В это время меня решили перевести в трудинструктора, вместо Лёлика, который уже поднадоел многим своим бездельем. Лёлик пошёл на повышение, то есть в медбратья. Толку там от него было ещё меньше, и новый медбрат подался на курсы крупье при открывающемся поблизости казино, без отрыва от производства. Внешне он выглядел вполне презентабельно, даже-гламурно и отбор кандидатов прошёл легко.
Я же теперь ходил в дневную смену с понедельника по пятницу. Платили там поменьше, чем медсёстрам, но заметно больше, чем санитарам. В мои обязанности входила разная хозяйственная работа. Вернее, я брал одного-двух больных, и они по моим присмотром занимались несложным трудом. Убирали дворик, носили бельё из прачечной, красили и ремонтировали то, что нужно было покрасить и отремонтировать, да и вообще-делали всё, что взбредёт в голову начальству. Ну и, естественно, мыли баню после помывки по четвергам. Для начала-я брал долговязого Ваню Птицына, (это тот, что с гнилыми зубами). Парень он был деревенский, работящий, но с хитрецой. Однажды выпросил он у меня какую-нибудь старую одежду, за что обещал заплатить сигаретами, которые я запланировал продать Оксане Шерстнёвой, по дешёвке для мужа. Я принёс старые, но вполне ещё годные свои куртки и джинсы. Пообещав заплатить «в пенсию», Ваня выписался на общее отделение ничего не дав, оставив меня в дураках. Потеря была невелика, и я быстро забыл об этом. Пришлось искать новых рабочих и, как-то довольно быстро нашлись двоих сохранных пациентов. Ими оказались – Анатолий Антипенков и Михаил Моисеев.

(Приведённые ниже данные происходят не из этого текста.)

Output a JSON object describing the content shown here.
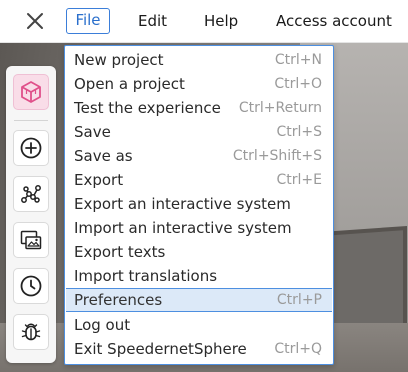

Анатолий на воле был обычный выпивоха средних лет. Рыжеватый, улыбчивый. Отслужив в Армии – женился и жил обычной жизнью. Работал водителем, постоянно калымил и выпивал. Дошло до запоев. Получил белую горячку. Затем-продолжил упражняться в пьянстве. Однажды после двухнедельного запоя поссорился с недовольной женой и сгоряча ударил её по голове молотком, подвернувшимся под руку. Насмерть. Признали невменяемым и положили к нам. Нрава Анатолий был дружелюбного, общительный, очень деловой и умелый. Мастерски выполнял любую работу. От подметания дворика до ремонта старых зонтов. Которые, к слову говоря, из его рук выходили лучше новых. Отличный был работяга!